Nous perdons la guerre des mots, et cela affaiblit notre posture dans la guerre du réel.

La taxation, l’économie et la démagogie : le piège fiscal

Venons-en à cet autre symptôme de défaite de la raison : la présentation dans la classe politique en France et dans nos médias du « débat » sur l’impôt. Au nom de la justice sociale, on propose une taxe Zucman sur les grandes fortunes — une hérésie économique dans une France déjà étranglée par l’impôt. Le problème est le poids des dépenses publiques, alors on augmente les impôts… où est la raison ?

On confond stocks et flux, patrimoine et revenu : on taxe ce qui ne génère pas de liquidité, on étrangle l’investissement, on répand l’idée fausse que les riches ne paient pas leur part.
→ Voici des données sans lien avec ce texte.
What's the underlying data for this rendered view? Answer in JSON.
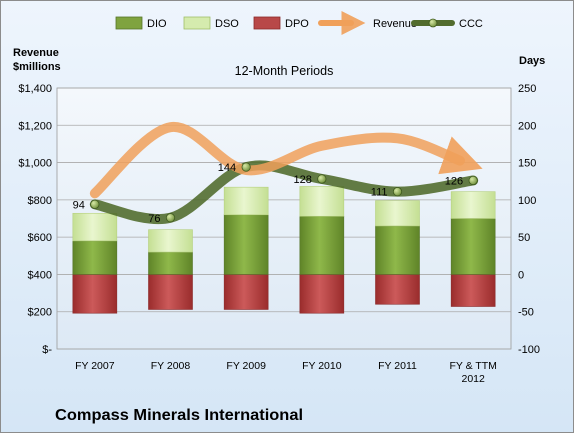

On commet la même erreur qu’avec l’ISF ou l’IFI. On sait bien que c’est une grossière erreur mais on camoufle cela en stigmatisant les riches et les entreprises, en pointant du doigt, en désignant l’ennemi.

Cette erreur dépasse largement nos frontières. Nous comparons le montant de notre Dette au PIB, un stock face à un flux, quand nous devrions le comparer à la richesse nationale, un stock face à un stock, et mettre face au PIB la charge de la dette, un flux face à un flux.

Mais au fond, ce tour de passe-passe dans nos discussions budgétaires n’est qu’un écran de fumée — une diversion idéologique pour masquer l’abdication sur la dépense publique et la réforme structurelle indispensable. Au lieu de réduire les coûts de l’État, on pressurise davantage les acteurs économiques.

Ceci est un symptôme de la victoire de la démagogie : on flatte la colère sociale, on promet tout, on délivre peu, on change les mots mais pas les mécanismes. Au final, on aggrave nos problèmes, on fait taire la raison, on fait fuir les porteurs de solutions.

Vers une revanche : espérance et résilience de la raison

La défaite que je décris n’est pas encore absolue. Nous sommes en retard dans la bataille médiatique, nous l’avons peut-être même perdue, mais le réel finit toujours par reprendre ses droits.

Les peuples ne sont pas des foules manipulées indéfiniment. Sous le vernis de la narrativité, l’histoire parle : les sociétés voient, comparent, jugent. Quand la violence terroriste fouette une nation, on ne peut la camoufler éternellement par des postures symboliques.

La revanche de la raison viendra par l’éducation, par la transmission, par la permanence de ceux qui refusent l’idéologie et les dogmes, par le réveil de la conscience collective.

En France cela passe par la défense de la Laïcité, partout. Nous allons fêter les 120 ans de la Loi dite du 9 décembre 1905. Il faut que partout en France nous restaurions l’esprit de cette belle loi.

Soyons tous des ambassadeurs de la Laïcité, c’est-à-dire de l’acceptation de l’Autre parce que Autre, du droit de croire comme de ne pas croire, du droit de pouvoir pratiquer une religion comme d’en changer ou de ne pas en avoir, de la séparation entre l’Etat et les dogmes, de toute nature. C’est la meilleure façon d’éveiller le Peuple, de réveiller les consciences

La nuit de la défaite dans les médias peut aussi précéder l’aurore d’une victoire du Peuple — une victoire de la Force, de la Sagesse, de la raison, la défaite des obscurantismes, la victoire de la Fraternité, de la Liberté, de l’Égalité, de la Laïcité…

Regardons à l’horizon, la Lumière revient…

Patrick Pilcer, Président de Pilcer & Associés, conseil et expert sur les marchés financiers, auteur de « Ici et maintenant – lecture républicaine de la Torah » (préface du Grand Rabbin de France, Haïm Korsia, éd. David Reinharc).